Elements of accompaniment of the deceased exist in Mexico, which has their origin before the arrival of the Spaniards. Find out more.

Rituals and mortuary customs will remain
Mortuary rituals and customs continue to exist. Photo by Eli Solitas / Unsplash

Even though COVID-19 sanitary protocols established modifications to body preparation rituals, funeral processions and customs syncretized by the Colony, such as the funeral novenario, will not change in the long term.

Lilia Escorcia Hernandez, a specialist at the Institute of Anthropological Research (IIA) of the UNAM, considers this because during the weeks that the country has maintained a green epidemiological semaphore, it is possible to see that people have stopped using masks, organizing parties, hug each other and stay together; that is, they resume their daily activities, without strictly following sanitary measures.

In the case of funeral customs, once the pandemic disappears, the mortuary rites will be as they were normally performed; perhaps what will be modified is the type of practices of food care, greater hygiene, or care in using the mouth cover in case of flu and taking care of the healthy distance, but "we will return to join together to accompany a deceased person", clarified the researcher of the Laboratory of Forensic Anthropology.

In Mexico, there are elements of accompaniment to the deceased, which have their origin before the arrival of the Spaniards. For example, it is common to see pots and molds for food in tombs, as part of a desire that the person who is leaving this world has what is necessary to feed him or herself in the stage that begins.

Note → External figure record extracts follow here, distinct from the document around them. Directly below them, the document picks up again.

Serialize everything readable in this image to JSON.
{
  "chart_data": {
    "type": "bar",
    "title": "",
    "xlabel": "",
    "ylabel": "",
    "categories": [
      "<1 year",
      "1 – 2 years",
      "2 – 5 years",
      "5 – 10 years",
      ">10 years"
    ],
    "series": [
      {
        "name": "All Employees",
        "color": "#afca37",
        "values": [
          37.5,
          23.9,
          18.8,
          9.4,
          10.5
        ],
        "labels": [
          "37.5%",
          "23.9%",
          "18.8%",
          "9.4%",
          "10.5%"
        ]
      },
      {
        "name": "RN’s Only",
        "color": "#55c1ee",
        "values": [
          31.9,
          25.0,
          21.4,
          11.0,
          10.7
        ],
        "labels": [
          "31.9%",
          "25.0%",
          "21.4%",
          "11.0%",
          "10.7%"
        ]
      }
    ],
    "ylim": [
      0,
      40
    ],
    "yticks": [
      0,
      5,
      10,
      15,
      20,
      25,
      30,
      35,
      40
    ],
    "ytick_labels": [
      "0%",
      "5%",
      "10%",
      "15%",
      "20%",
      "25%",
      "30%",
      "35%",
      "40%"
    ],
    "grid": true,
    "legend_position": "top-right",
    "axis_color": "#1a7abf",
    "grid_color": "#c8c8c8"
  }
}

Another element that comes from pre-Hispanic customs is the orientation of the bodies in a cemetery. Some are placed with the head facing the Church, which means that on the final day, the dead will rise to look at Christ; in others, it is towards the East, where it is believed that they will be resurrected.

Escorcia Hernandez specifies that the pandemic impacts the burials and their ritualized characteristic because it is not possible to be close to the bereaved. Most of the people who have died from COVID-19 are cremated, which is a challenge for many communities that refuse to do so because they insist that they must be buried in a physical space.

However, the protocols of the sanitary emergency disrupted this ritualization and they must be cremated; in the case of those who are inhumane, the coffin must be sealed in the hospital, the relatives cannot approach and, sometimes, film paper is placed on them so that no one can see the corpse because it must be buried immediately and this prevents the wake from being held and the mourning is shortened, says the researcher.

What continues is the accompaniment of the mourners in the so-called novena, although there should not be so many people either in the wake or in the homes. It has been a critical element due to the pandemic, which has to do with emotions, with mourning, but funeral rites will continue.

Anthropologists usually study in the parish, civil and codex archives the references about different epidemics, how they were registered and they even wonder how those communities would have faced an epidemic; "we never thought that we, in the 21st century, would be part of one".